Adjustment happens, but it’s a far more painful process than the models and textbooks have imagined. Policy, and the economists, should take it seriously.
Pointer from Mark Thoma.
Difficulty with adjustment is the essence of the PSST story for recessions. If the economy were a GDP factory, then the factory foreman would be temporarily confused about which job to give to which person. Of course, for the factory foreman, substitute the set of entrepreneurs and potential entrepreneurs.
Muro cites three recent papers, two of which I have covered. The new one is by Danny Yagan, who writes,
living in 2007 in a below-median 2007-2009-fluctuation area caused those workers to have a 1.3%-lower 2014 employment rate. Hence, U.S. local labor markets are limitedly integrated: location has caused long-term joblessness and exacerbated within-skill income inequality. The enduring impact is not explained by more layoffs, more disability insurance enrollment, or reduced migration. Instead, the employment outcomes of cross-area movers are consistent with severe-fluctuation areas continuing to depress their residents’ employment. Impacts are correlated with housing busts but not manufacturing busts, possibly reconciling current experience with history. If recent trends continue, employment rates are estimated to remain diverged into the 2020s—adding up to a relative lost decade for half the country. Employment models should allow market-wide shocks to cause persistent labor force exit, leaving employment depressed even after unemployment returns to normal.

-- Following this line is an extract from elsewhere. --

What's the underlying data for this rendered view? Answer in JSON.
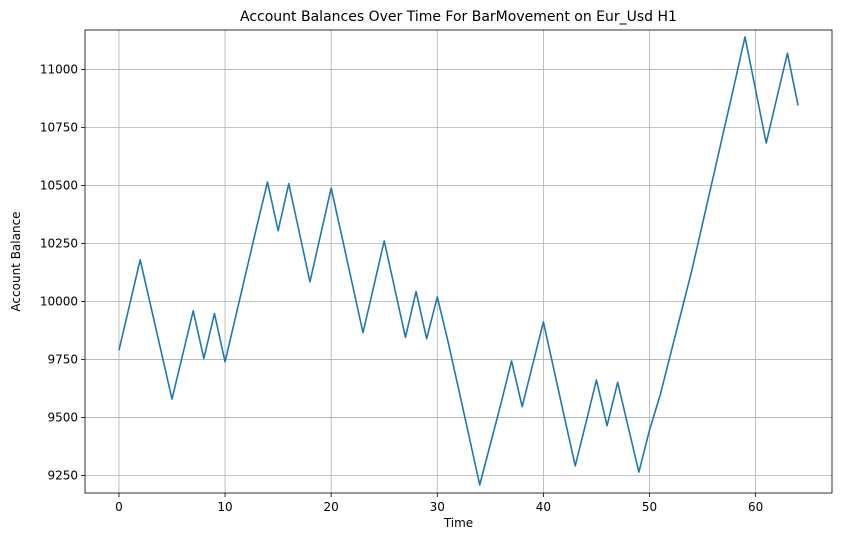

The standard remedies for adjustment, including trade adjustment assistance, and worker re-training, are among the least effective programs government has ever tried. Not surprisingly if decentralized entrepreneurs are having calculation problems, the socialist calculation problem proves worse.
PSST is your term for it, but there is an old literature on this that likely predates your heuristic. Davis, Haltiwanger, and Schuh covered this in their 1996 book (and cited even older work in the area), and progress on the topic has continued with the growth of administrative microdata availability. Indeed, the results on trade adjustment were not so surprising to those familiar with the large and growing literature on declining reallocation rates.
’96 eh?
Hey, that is old- even Prince was still alive then.
I suspect Arnold might say that some things that were known, understood, or just felt 200 years ago but are lost to dead end roads of inquiry and have to be re-learned.
Arnold. If it is catching on, be prepared for every school to claim it was already well-represented in their theories.
Retraining? How about just letting banks lend mortgages again so they can just go back to building houses?
More like non adjustment is the story of recessions. Nothing happens until they are over.
This is akin to saying that in a factory doing a changeover nothing is happening.
So factories now reconfigure themselves. That is progress.
No. If I were a vulgar Keynesian I’d sit at the loading dock and conclude that because there aren’t as many unsold boxes stacking up that the factory must be idle.
And that the government should buy all those boxes and order even more until the plant reaches full capacity again.
No, they would wonder what all that supposed investment was being spent on that resulted in no spending, knowing that if they were actually investing, they would be spending more.
And conclude that must be investment by sitting on their hands.
How does PSST differ from ‘evolution’?